To ask the question, “Is war with Iraq necessary?”, then ignore this issue and finally conclude war isn’t necessary seems like backwards reasoning: Start with the conclusion you want, and then select the facts you’ll look at.
Brian Stubbs
graduate teaching fellow
physics
Economic injustice prompted a ‘panic’
The United States faces a moral crisis created by the gap in living standards between the industrialized North and the global South. I think that at some level of their consciousness, people in the North are aware that their relative economic privilege is completely unjust. They face a moral crisis similar to that of the southern United States at the time of the Civil War.

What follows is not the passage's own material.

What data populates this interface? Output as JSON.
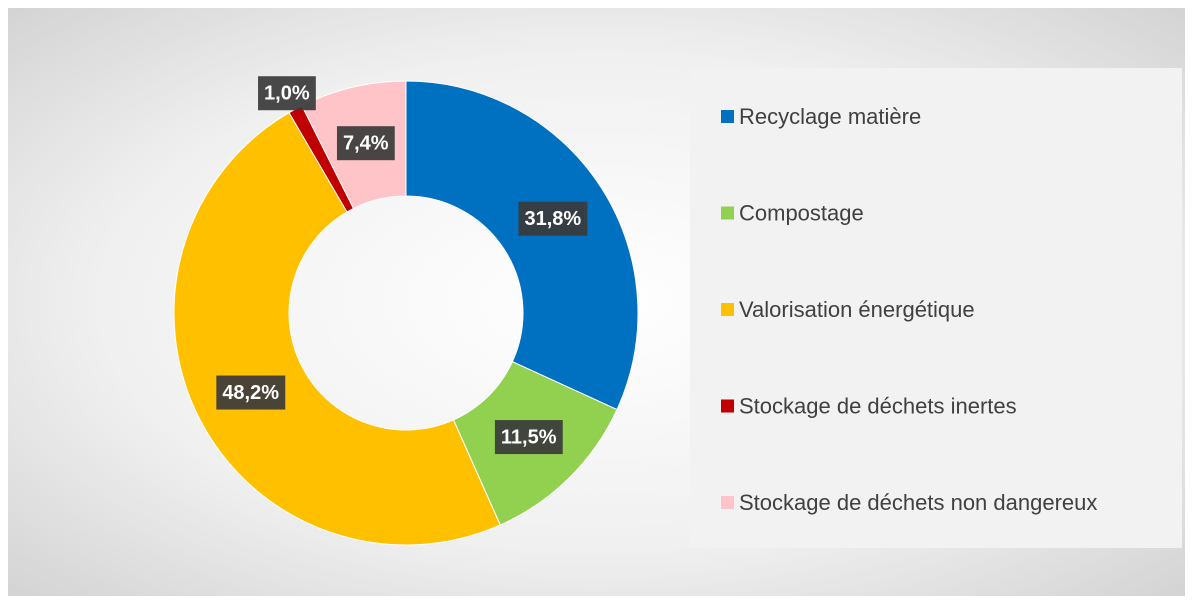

Slave owners in the southern states lived in fear that their slaves might rise up and slaughter them. They could not consider abolishing slavery, because their privilege outweighed their fear. Some sort of disturbance might cause whites in part or all of the southern states to fly into what Kenneth M. Stampp, in his book, “The Peculiar Institution,” calls an “insurrection panic.”
I think that what we saw in the United States after Sept. 11, 2001, was an insurrection panic. People in the United States saw the attacks on the World Trade Center and the Pentagon as the Global South, racialized as people of color, rising up against them. Personally, I did not see the Sept. 11 attacks as a threat to myself — I guess I’m one of the slaves.